- How do teachers impact students’ lifetime earnings? Eric Hanushek has quantified the answer to this and other questions related to teacher quality in his recent Education Next article.
- Is high-stakes testing hurting our kids? Byong Man Ahn, former Minister of Education for exam-intensive South Korea, thinks so, according to this recent Education Week article. Gregory Michie takes a similar tone in his Huffington Post op-ed, as he explores the overuse of the word “innovation” in education. Unfortunately he misses a key point – improving test scores for “impoverished kids” and fostering creativity are not mutually exclusive.
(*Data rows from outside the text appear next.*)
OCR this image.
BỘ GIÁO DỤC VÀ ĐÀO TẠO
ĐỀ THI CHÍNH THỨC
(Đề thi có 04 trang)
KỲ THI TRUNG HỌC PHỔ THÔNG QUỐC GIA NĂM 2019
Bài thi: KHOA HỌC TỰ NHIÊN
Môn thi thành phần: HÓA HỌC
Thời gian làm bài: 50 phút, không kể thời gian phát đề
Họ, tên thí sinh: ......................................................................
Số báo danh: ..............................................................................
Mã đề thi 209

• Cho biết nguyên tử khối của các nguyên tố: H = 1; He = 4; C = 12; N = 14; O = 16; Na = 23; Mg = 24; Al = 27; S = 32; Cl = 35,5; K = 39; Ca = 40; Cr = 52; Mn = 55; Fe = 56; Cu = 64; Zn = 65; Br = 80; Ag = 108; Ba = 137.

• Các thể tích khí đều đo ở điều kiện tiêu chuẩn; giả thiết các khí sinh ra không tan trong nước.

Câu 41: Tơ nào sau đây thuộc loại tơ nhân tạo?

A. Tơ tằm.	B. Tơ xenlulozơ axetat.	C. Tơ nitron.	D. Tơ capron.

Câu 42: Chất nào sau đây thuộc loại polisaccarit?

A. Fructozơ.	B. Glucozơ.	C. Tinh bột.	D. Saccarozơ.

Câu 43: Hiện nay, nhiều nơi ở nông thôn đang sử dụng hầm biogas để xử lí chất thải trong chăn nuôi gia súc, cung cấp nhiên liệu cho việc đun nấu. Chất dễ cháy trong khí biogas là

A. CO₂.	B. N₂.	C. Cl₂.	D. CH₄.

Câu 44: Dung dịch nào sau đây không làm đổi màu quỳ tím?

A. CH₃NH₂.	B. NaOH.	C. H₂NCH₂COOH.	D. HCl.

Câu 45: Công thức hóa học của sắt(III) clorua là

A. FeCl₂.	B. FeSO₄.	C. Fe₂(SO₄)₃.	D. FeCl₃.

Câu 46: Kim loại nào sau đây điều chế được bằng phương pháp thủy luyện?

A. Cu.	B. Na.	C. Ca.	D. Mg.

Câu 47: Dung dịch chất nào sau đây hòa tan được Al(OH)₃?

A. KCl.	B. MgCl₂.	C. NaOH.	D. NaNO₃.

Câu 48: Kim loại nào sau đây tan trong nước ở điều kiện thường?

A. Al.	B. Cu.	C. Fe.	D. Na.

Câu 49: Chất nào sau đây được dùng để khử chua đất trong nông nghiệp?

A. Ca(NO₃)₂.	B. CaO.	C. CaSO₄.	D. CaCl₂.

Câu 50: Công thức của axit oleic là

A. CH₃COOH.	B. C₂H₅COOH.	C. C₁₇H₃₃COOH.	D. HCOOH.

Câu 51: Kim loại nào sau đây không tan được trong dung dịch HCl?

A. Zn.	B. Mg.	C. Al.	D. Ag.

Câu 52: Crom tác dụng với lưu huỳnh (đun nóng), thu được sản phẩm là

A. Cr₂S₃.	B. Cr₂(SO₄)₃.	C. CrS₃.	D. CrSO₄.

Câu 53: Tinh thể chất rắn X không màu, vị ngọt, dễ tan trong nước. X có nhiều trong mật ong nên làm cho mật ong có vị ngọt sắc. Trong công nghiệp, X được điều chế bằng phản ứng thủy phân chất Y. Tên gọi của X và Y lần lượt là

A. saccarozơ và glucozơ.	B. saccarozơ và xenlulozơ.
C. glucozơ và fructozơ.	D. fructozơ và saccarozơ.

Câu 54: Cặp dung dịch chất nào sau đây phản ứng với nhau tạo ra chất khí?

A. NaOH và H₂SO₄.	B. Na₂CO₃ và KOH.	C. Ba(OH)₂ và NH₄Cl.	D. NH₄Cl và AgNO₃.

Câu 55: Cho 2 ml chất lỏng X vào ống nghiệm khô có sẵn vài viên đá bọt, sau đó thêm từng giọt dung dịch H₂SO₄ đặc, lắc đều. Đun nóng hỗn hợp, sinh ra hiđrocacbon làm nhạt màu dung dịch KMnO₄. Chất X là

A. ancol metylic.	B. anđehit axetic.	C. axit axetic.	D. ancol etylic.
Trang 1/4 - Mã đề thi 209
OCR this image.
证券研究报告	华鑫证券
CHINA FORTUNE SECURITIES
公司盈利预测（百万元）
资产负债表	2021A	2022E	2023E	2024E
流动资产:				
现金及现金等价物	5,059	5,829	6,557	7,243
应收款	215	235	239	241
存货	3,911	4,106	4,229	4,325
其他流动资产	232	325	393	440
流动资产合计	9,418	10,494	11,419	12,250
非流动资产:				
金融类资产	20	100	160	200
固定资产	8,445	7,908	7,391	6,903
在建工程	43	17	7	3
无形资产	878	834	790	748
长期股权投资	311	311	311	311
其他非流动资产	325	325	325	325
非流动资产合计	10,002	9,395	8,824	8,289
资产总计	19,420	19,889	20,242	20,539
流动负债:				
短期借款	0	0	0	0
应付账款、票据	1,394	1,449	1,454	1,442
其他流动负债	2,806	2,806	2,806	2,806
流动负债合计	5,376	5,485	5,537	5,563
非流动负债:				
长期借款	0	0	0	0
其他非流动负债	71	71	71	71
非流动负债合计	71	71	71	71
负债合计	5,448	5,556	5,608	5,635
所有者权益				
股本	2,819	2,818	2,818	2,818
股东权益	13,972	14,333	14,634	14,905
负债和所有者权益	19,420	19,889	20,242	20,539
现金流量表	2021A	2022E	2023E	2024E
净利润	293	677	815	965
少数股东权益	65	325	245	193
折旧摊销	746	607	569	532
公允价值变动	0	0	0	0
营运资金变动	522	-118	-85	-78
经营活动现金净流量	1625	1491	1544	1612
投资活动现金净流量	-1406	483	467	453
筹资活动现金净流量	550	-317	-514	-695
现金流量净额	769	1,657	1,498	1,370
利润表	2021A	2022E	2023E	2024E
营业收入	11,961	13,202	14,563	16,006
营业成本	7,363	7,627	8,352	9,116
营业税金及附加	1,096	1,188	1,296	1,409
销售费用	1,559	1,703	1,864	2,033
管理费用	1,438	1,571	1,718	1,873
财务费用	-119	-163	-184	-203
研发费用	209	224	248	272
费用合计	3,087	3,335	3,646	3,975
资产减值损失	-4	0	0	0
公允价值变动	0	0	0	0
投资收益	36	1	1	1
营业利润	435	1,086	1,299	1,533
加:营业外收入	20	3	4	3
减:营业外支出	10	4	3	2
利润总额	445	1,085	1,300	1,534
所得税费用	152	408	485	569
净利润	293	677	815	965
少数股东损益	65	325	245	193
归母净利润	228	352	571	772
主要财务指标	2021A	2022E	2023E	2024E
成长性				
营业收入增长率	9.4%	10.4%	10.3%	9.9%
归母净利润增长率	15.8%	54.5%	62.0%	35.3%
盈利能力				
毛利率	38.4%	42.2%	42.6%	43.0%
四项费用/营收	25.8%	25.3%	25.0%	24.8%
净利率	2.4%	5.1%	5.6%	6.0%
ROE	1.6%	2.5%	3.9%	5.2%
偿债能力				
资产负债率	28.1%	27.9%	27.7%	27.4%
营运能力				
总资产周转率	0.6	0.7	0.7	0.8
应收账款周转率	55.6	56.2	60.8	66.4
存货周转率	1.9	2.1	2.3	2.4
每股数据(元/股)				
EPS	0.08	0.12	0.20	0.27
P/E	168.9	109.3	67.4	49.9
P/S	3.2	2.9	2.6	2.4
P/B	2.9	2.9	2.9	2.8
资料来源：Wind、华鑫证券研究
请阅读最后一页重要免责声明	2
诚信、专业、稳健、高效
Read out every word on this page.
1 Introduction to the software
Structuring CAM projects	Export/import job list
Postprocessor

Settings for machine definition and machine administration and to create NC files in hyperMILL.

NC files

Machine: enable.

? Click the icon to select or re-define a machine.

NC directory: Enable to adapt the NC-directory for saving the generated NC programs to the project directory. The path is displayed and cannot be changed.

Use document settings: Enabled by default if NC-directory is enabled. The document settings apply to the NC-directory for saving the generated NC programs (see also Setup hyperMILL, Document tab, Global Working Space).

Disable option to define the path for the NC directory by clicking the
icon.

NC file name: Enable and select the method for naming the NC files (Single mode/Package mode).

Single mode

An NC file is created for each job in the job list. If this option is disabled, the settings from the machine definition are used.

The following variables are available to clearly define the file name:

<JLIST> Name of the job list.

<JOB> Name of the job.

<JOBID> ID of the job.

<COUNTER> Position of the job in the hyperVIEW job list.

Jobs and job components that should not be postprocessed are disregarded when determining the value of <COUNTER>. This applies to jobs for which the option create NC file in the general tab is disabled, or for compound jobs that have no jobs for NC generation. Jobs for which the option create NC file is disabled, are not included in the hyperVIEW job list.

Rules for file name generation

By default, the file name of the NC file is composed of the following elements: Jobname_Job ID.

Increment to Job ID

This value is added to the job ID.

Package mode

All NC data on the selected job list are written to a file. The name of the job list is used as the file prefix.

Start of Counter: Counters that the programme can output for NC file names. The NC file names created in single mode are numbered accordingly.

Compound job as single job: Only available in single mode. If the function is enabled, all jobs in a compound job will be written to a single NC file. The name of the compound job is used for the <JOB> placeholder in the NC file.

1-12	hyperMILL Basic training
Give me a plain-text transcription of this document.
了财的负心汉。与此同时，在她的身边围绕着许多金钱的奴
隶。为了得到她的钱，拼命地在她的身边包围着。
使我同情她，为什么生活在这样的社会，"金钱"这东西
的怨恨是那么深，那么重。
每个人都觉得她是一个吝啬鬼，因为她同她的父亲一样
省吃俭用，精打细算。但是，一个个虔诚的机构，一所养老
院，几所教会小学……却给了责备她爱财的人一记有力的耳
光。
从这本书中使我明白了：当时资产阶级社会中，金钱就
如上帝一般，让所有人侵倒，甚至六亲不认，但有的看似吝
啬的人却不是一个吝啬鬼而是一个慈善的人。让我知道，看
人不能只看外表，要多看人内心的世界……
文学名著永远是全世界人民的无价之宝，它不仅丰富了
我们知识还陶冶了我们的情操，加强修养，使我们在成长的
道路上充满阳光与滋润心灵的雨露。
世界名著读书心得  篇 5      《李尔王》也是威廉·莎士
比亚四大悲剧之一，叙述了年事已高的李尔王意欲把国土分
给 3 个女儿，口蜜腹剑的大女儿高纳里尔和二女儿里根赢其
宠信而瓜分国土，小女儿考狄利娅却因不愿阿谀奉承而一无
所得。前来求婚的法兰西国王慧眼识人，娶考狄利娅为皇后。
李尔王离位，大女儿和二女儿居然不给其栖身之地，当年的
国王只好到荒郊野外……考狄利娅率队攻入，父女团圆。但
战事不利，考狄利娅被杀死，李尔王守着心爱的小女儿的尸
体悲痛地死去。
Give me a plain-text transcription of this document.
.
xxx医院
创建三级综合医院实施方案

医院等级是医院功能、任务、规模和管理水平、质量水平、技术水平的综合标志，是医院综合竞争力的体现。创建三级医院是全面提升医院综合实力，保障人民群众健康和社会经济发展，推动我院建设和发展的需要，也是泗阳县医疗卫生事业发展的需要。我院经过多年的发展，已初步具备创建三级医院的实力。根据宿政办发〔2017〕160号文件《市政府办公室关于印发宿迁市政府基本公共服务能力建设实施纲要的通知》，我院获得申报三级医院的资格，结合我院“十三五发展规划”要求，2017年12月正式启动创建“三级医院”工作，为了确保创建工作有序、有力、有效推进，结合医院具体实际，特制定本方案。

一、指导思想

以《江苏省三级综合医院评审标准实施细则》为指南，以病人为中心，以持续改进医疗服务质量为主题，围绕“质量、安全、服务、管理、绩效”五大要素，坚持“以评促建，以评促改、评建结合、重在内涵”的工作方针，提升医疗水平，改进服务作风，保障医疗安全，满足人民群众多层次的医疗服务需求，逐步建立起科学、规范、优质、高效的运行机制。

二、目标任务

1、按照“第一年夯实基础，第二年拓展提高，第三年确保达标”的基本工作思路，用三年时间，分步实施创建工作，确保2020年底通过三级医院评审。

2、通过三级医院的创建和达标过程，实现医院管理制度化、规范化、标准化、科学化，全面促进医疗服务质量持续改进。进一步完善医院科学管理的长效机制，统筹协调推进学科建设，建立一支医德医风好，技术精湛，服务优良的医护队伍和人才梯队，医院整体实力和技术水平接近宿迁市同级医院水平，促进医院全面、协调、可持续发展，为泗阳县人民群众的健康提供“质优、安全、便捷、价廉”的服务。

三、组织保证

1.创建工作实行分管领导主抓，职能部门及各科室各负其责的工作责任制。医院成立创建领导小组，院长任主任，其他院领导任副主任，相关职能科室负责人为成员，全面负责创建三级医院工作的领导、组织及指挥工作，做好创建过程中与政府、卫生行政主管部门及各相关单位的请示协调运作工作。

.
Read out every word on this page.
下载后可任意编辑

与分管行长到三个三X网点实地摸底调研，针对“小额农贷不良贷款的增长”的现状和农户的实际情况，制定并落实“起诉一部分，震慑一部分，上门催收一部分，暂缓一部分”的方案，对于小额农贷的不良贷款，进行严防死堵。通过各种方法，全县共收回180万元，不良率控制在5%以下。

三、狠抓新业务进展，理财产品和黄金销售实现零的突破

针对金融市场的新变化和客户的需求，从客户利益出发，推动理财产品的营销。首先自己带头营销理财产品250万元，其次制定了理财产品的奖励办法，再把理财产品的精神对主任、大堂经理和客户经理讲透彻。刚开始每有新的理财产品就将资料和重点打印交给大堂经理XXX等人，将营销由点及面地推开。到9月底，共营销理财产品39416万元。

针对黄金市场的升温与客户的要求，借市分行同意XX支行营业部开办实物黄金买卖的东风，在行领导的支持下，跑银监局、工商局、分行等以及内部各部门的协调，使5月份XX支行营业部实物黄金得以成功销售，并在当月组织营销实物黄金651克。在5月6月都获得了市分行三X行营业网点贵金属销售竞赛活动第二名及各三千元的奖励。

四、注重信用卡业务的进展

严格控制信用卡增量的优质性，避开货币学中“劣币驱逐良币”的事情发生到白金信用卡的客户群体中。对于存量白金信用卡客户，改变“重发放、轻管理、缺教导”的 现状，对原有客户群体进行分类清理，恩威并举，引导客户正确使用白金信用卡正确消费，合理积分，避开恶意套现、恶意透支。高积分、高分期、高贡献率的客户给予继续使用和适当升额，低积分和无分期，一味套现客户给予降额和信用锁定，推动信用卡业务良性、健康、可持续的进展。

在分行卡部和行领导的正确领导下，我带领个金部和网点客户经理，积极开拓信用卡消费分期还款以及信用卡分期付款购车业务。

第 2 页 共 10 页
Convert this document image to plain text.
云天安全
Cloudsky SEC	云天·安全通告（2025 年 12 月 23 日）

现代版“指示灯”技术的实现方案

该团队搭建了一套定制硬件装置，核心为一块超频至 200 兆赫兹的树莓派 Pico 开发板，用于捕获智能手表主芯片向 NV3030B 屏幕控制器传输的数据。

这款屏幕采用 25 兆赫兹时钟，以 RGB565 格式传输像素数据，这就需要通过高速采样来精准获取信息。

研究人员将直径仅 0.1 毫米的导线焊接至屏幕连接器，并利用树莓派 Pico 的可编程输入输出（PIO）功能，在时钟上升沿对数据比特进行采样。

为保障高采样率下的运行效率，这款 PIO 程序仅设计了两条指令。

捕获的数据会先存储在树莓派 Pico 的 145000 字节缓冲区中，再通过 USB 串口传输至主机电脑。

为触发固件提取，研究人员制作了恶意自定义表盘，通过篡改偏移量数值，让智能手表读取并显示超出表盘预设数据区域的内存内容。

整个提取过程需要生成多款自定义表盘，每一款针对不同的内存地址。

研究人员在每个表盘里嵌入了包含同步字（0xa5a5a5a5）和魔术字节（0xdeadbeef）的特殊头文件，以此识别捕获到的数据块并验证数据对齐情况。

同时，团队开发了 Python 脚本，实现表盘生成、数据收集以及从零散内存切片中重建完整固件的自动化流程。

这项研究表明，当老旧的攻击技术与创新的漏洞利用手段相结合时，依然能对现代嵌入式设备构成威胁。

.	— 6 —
- Education Week’s Schwartz, Levin, and Gamoran continue their Future of Education Reform series. Part two (of seven) provides education reform recommendations based on successful policies from countries that are out-performing the United States on international tests.
- The latest research on school funding inequalities comes courtesy of the Center for American Progress’s Saba Bireda, whose latest report, Funding Education Equitably, addresses problems with the ESEA’s Title I “comparability provision.” Bireda identifies loopholes in this provision that result in the rich getting richer (and vice versa), then proposes some solutions to the inequities she finds.
- Tennessee students can fear no more thanks to the “anti-bullying” legislation passed in the House this week. Teachers may now protect their students from “intellectual bullies” who apparently took over education decades ago by including theories on global warming and evolution in school curriculums. Andy Sher covers the story in the Chattanooga Times Free Press.